Yes, it is an unfair and deceptive trade practice to advertise one price and then charge another. See my 93A guide for information on how to write a demand letter. You should be refunded $2 which is a little less than the cost of the certified letter you will need to send.
My answers are general in nature based upon very short, and often incomplete questions. Please do not rely upon my answers. If you need a legal opinion, you need to hire a lawyer who will take the time to fully understand your problem and then take the time to research the issues.
Personal Injury Lawyer
Hope the pizza was good...
It sounds like this shop might be skirting the edges of what is permissible under MA consumer protection law, but you might pay more in heartburn than you will collect unless you are careful. It might be that they are just sloppy or informal in the way they price pizza pies.
Technically, section 940 Code of Mass. Regulations 3.04 from the MA attorney general's office calls for greater exactitude in pricing, as inaccuracies that redound to the favor of the merchant could be interpreted as deceptive and a violation of Mass. Consumer Protection law. The regulations says, " No claim or ... shall be made ... which has the ... tendency ... of deceiving buyers ... as to the ... usual price of a product, ... or any saving relating to a product."
Consider buying from another pizza shop and letting this shop know the reason why. Good luck.
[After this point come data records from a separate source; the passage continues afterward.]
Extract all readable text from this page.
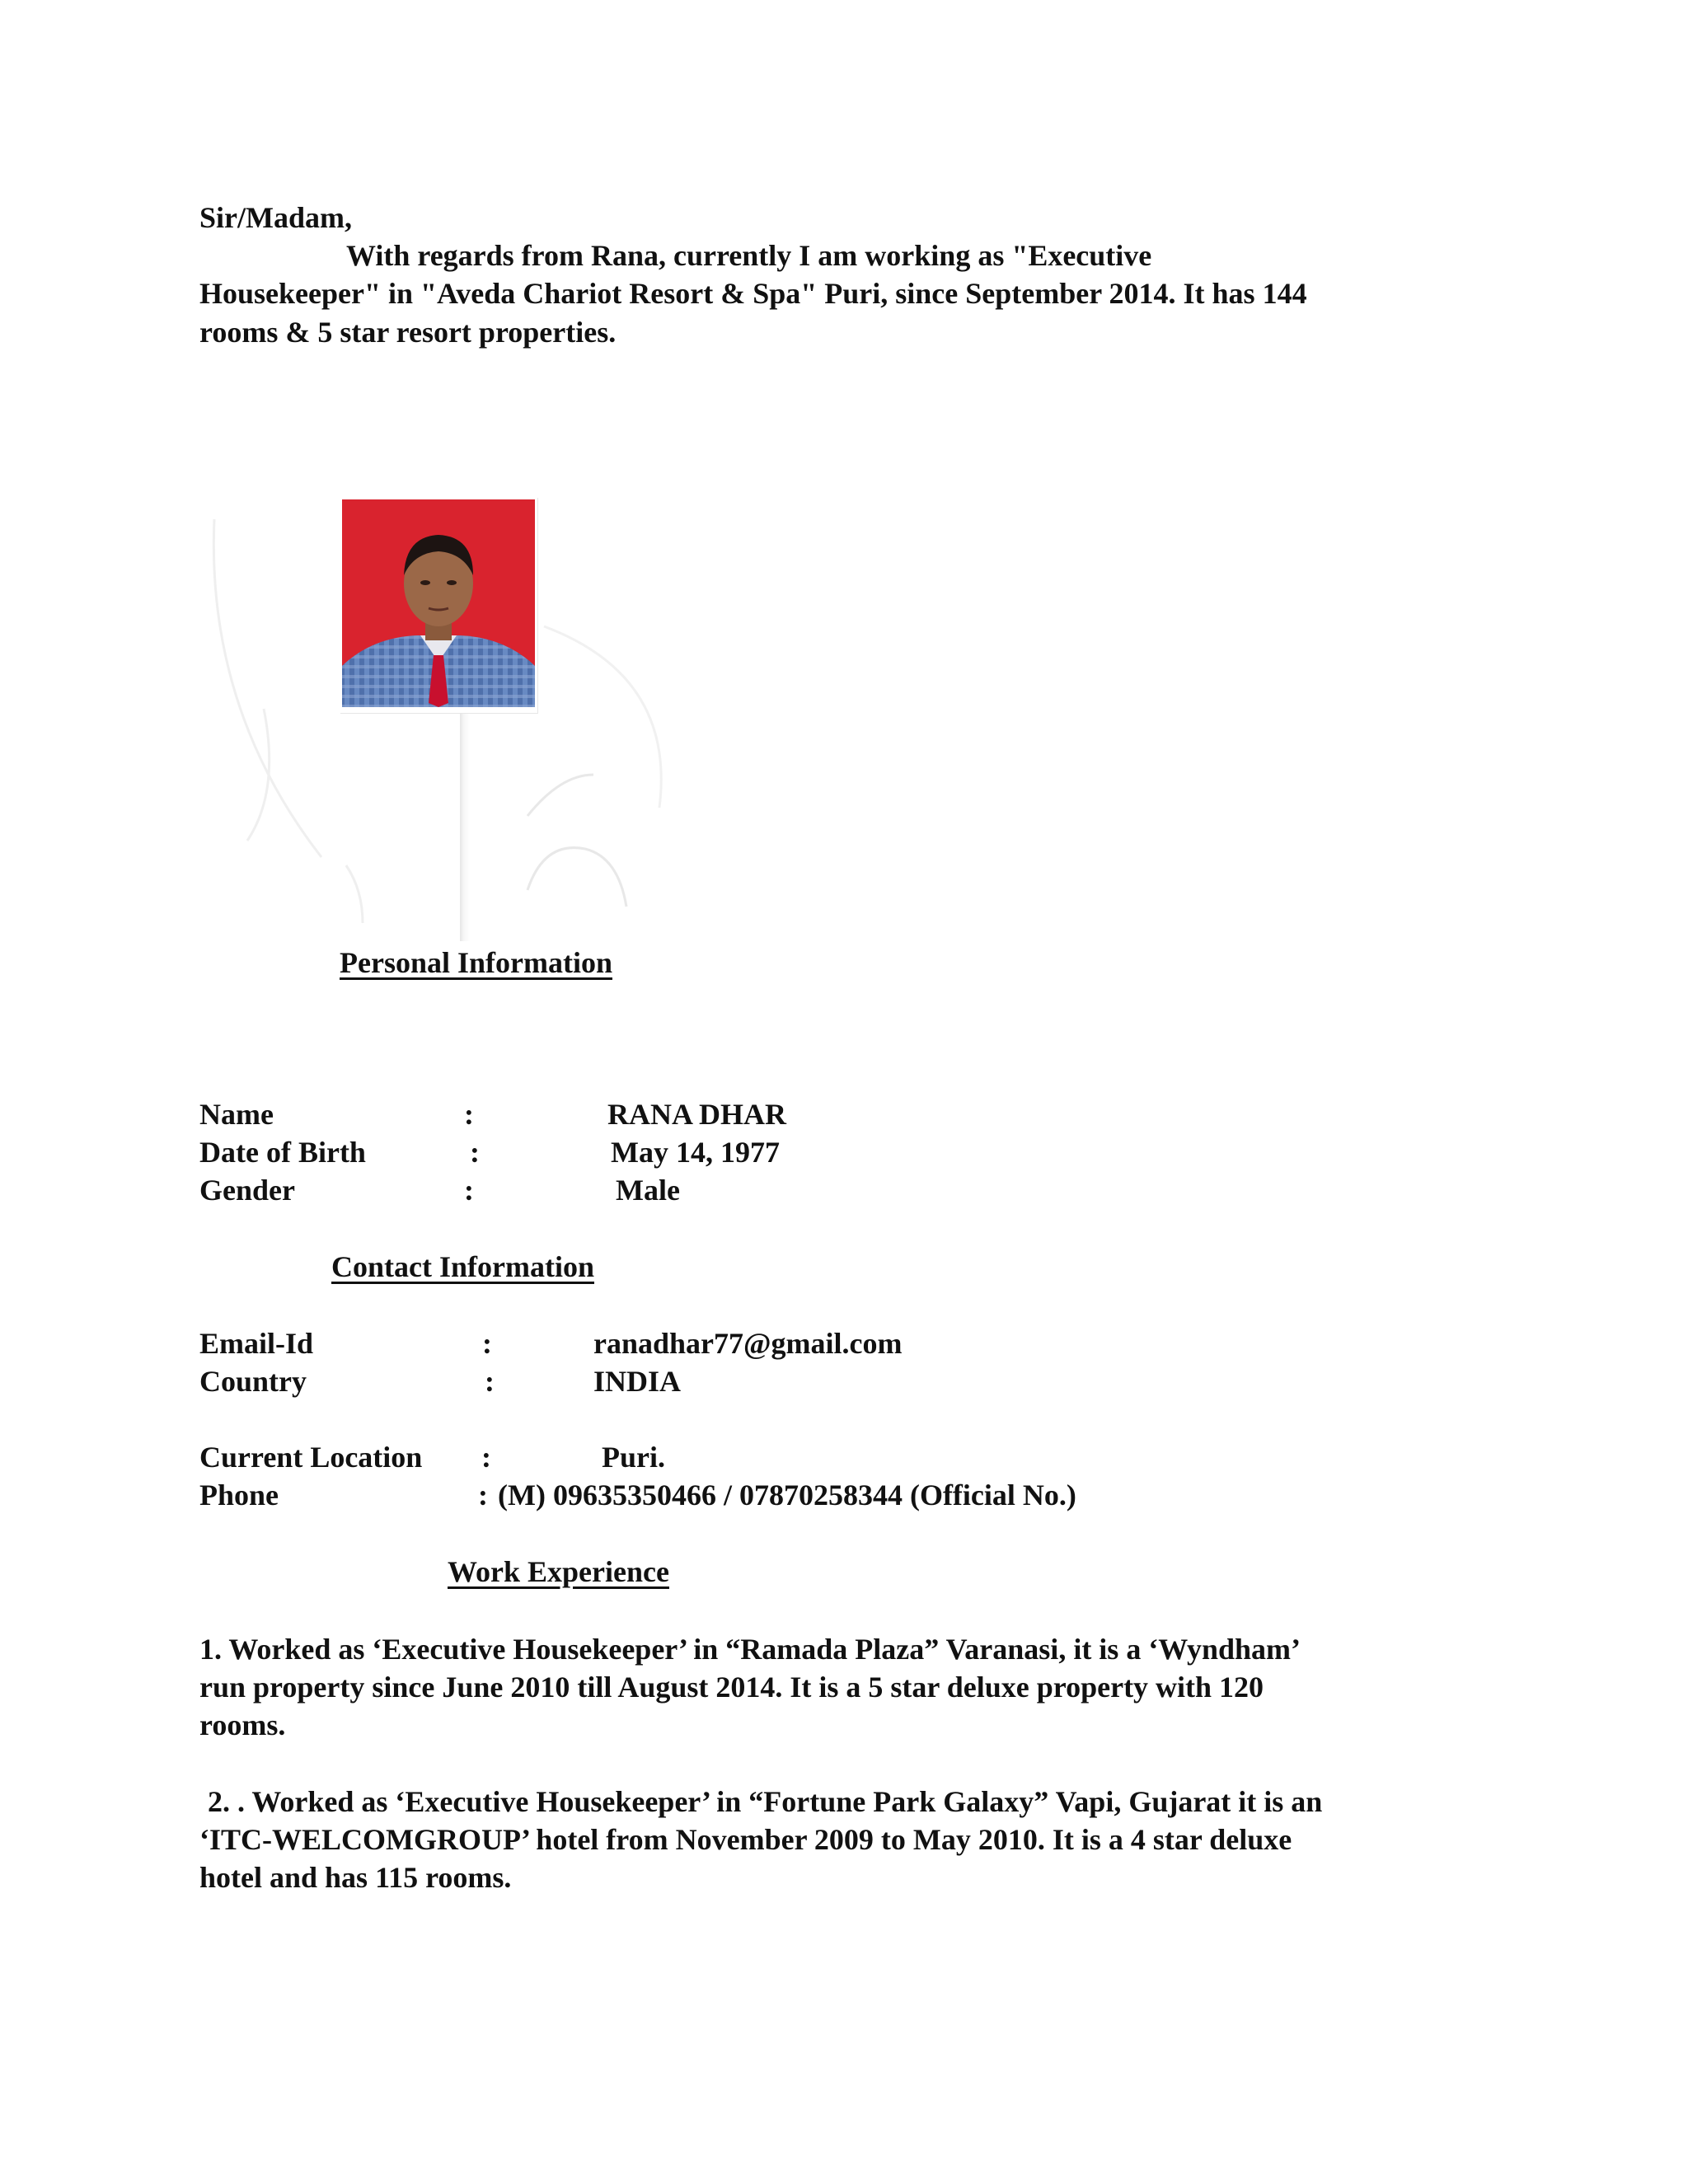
Sir/Madam,
With regards from Rana, currently I am working as "Executive
Housekeeper" in "Aveda Chariot Resort & Spa" Puri, since September 2014. It has 144
rooms & 5 star resort properties.
Personal Information
Name	:	RANA DHAR
Date of Birth	:	May 14, 1977
Gender	:	Male
Contact Information
Email-Id	:	ranadhar77@gmail.com
Country	:	INDIA
Current Location :	Puri.
Phone	: (M) 09635350466 / 07870258344 (Official No.)
Work Experience
1. Worked as ‘Executive Housekeeper’ in “Ramada Plaza” Varanasi, it is a ‘Wyndham’
run property since June 2010 till August 2014. It is a 5 star deluxe property with 120
rooms.
2. . Worked as ‘Executive Housekeeper’ in “Fortune Park Galaxy” Vapi, Gujarat it is an
‘ITC-WELCOMGROUP’ hotel from November 2009 to May 2010. It is a 4 star deluxe
hotel and has 115 rooms.
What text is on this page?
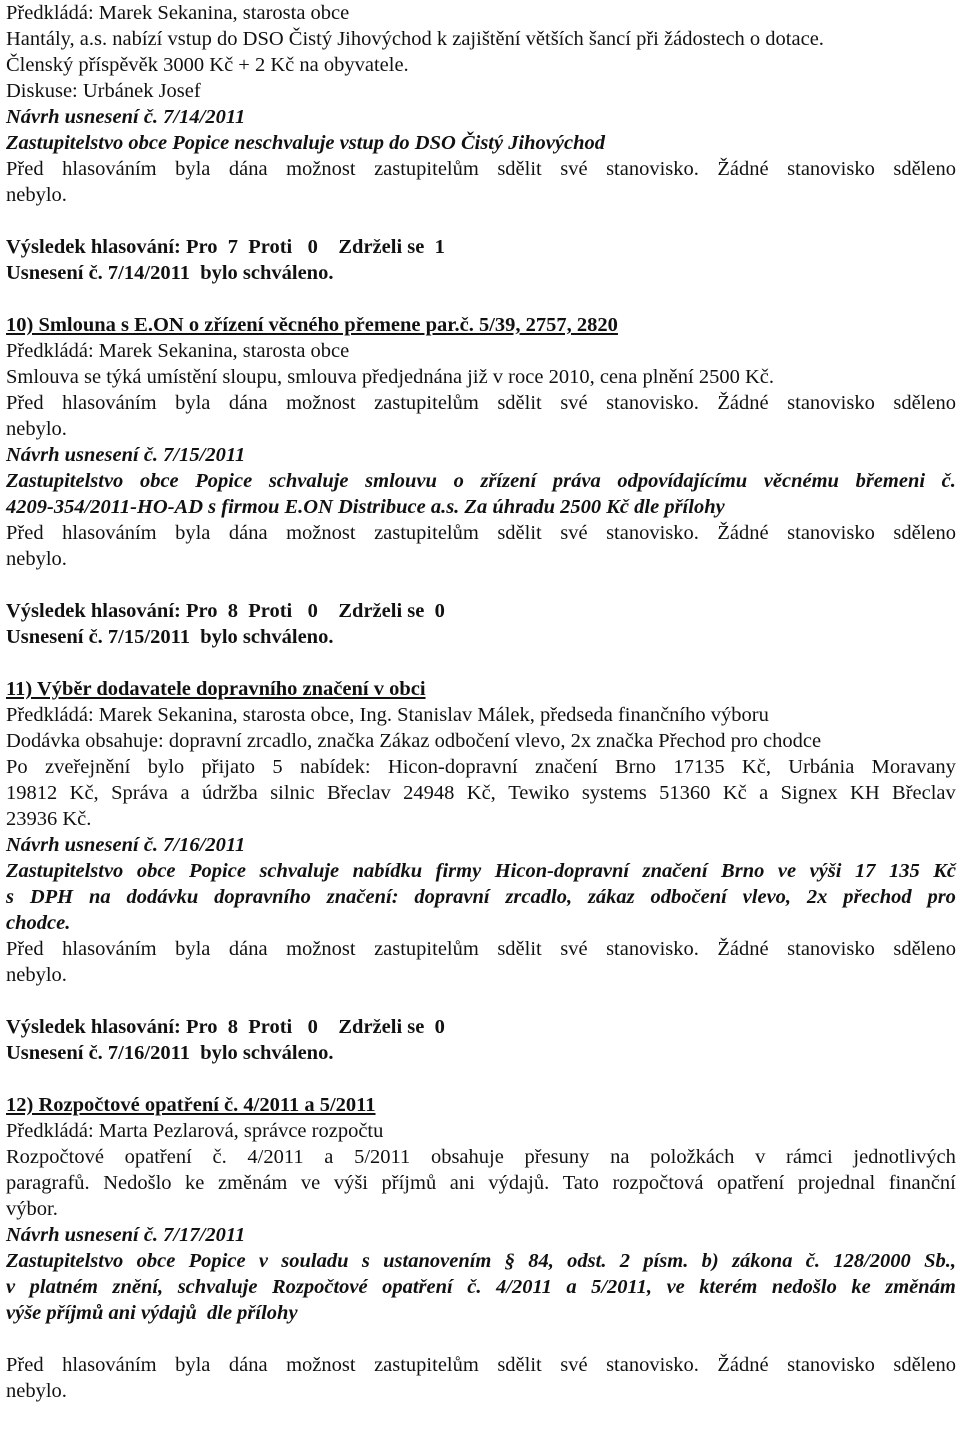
Předkládá: Marek Sekanina, starosta obce
Hantály, a.s. nabízí vstup do DSO Čistý Jihovýchod k zajištění větších šancí při žádostech o dotace.
Členský příspěvěk 3000 Kč + 2 Kč na obyvatele.
Diskuse: Urbánek Josef
Návrh usnesení č. 7/14/2011
Zastupitelstvo obce Popice neschvaluje vstup do DSO Čistý Jihovýchod
Před hlasováním byla dána možnost zastupitelům sdělit své stanovisko. Žádné stanovisko sděleno
nebylo.
Výsledek hlasování: Pro  7  Proti   0    Zdrželi se  1
Usnesení č. 7/14/2011  bylo schváleno.
10) Smlouna s E.ON o zřízení věcného přemene par.č. 5/39, 2757, 2820
Předkládá: Marek Sekanina, starosta obce
Smlouva se týká umístění sloupu, smlouva předjednána již v roce 2010, cena plnění 2500 Kč.
Před hlasováním byla dána možnost zastupitelům sdělit své stanovisko. Žádné stanovisko sděleno
nebylo.
Návrh usnesení č. 7/15/2011
Zastupitelstvo obce Popice schvaluje smlouvu o zřízení práva odpovídajícímu věcnému břemeni č.
4209-354/2011-HO-AD s firmou E.ON Distribuce a.s. Za úhradu 2500 Kč dle přílohy
Před hlasováním byla dána možnost zastupitelům sdělit své stanovisko. Žádné stanovisko sděleno
nebylo.
Výsledek hlasování: Pro  8  Proti   0    Zdrželi se  0
Usnesení č. 7/15/2011  bylo schváleno.
11) Výběr dodavatele dopravního značení v obci
Předkládá: Marek Sekanina, starosta obce, Ing. Stanislav Málek, předseda finančního výboru
Dodávka obsahuje: dopravní zrcadlo, značka Zákaz odbočení vlevo, 2x značka Přechod pro chodce
Po zveřejnění bylo přijato 5 nabídek: Hicon-dopravní značení Brno 17135 Kč, Urbánia Moravany
19812 Kč, Správa a údržba silnic Břeclav 24948 Kč, Tewiko systems 51360 Kč a Signex KH Břeclav
23936 Kč.
Návrh usnesení č. 7/16/2011
Zastupitelstvo obce Popice schvaluje nabídku firmy Hicon-dopravní značení Brno ve výši 17 135 Kč
s DPH na dodávku dopravního značení: dopravní zrcadlo, zákaz odbočení vlevo, 2x přechod pro
chodce.
Před hlasováním byla dána možnost zastupitelům sdělit své stanovisko. Žádné stanovisko sděleno
nebylo.
Výsledek hlasování: Pro  8  Proti   0    Zdrželi se  0
Usnesení č. 7/16/2011  bylo schváleno.
12) Rozpočtové opatření č. 4/2011 a 5/2011
Předkládá: Marta Pezlarová, správce rozpočtu
Rozpočtové opatření č. 4/2011 a 5/2011 obsahuje přesuny na položkách v rámci jednotlivých
paragrafů. Nedošlo ke změnám ve výši příjmů ani výdajů. Tato rozpočtová opatření projednal finanční
výbor.
Návrh usnesení č. 7/17/2011
Zastupitelstvo obce Popice v souladu s ustanovením § 84, odst. 2 písm. b) zákona č. 128/2000 Sb.,
v platném znění, schvaluje Rozpočtové opatření č. 4/2011 a 5/2011, ve kterém nedošlo ke změnám
výše příjmů ani výdajů  dle přílohy
Před hlasováním byla dána možnost zastupitelům sdělit své stanovisko. Žádné stanovisko sděleno
nebylo.
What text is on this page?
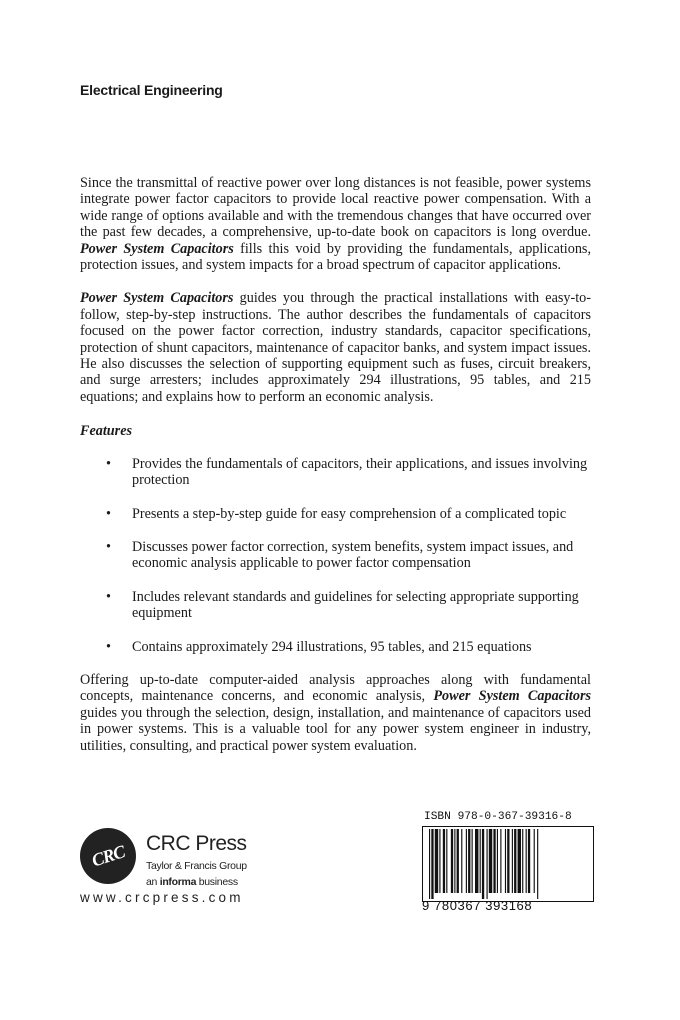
Electrical Engineering

Since the transmittal of reactive power over long distances is not feasible, power systems integrate power factor capacitors to provide local reactive power compensation. With a wide range of options available and with the tremendous changes that have occurred over the past few decades, a comprehensive, up-to-date book on capacitors is long overdue. Power System Capacitors fills this void by providing the fundamentals, applications, protection issues, and system impacts for a broad spectrum of capacitor applications.

Power System Capacitors guides you through the practical installations with easy-to-follow, step-by-step instructions. The author describes the fundamentals of capacitors focused on the power factor correction, industry standards, capacitor specifications, protection of shunt capacitors, maintenance of capacitor banks, and system impact issues. He also discusses the selection of supporting equipment such as fuses, circuit breakers, and surge arresters; includes approximately 294 illustrations, 95 tables, and 215 equations; and explains how to perform an economic analysis.

Features

• Provides the fundamentals of capacitors, their applications, and issues involving protection
• Presents a step-by-step guide for easy comprehension of a complicated topic
• Discusses power factor correction, system benefits, system impact issues, and economic analysis applicable to power factor compensation
• Includes relevant standards and guidelines for selecting appropriate supporting equipment
• Contains approximately 294 illustrations, 95 tables, and 215 equations

Offering up-to-date computer-aided analysis approaches along with fundamental concepts, maintenance concerns, and economic analysis, Power System Capacitors guides you through the selection, design, installation, and maintenance of capacitors used in power systems. This is a valuable tool for any power system engineer in industry, utilities, consulting, and practical power system evaluation.

CRC CRC Press
Taylor & Francis Group
an informa business
www.crcpress.com
ISBN 978-0-367-39316-8
9 780367 393168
This response is intended to provide general information, but not legal advice. The response may be different if there are other or different facts than those included in the original question. My answers are general in nature and based upon very terse and often incomplete information. Please do not rely upon my answers. If you need a legal opinion, you need to hire a lawyer who will take the time to fully understand your problem and research the issues. This communication through a public website is not privileged or confidential and does not create an attorney-client relationship.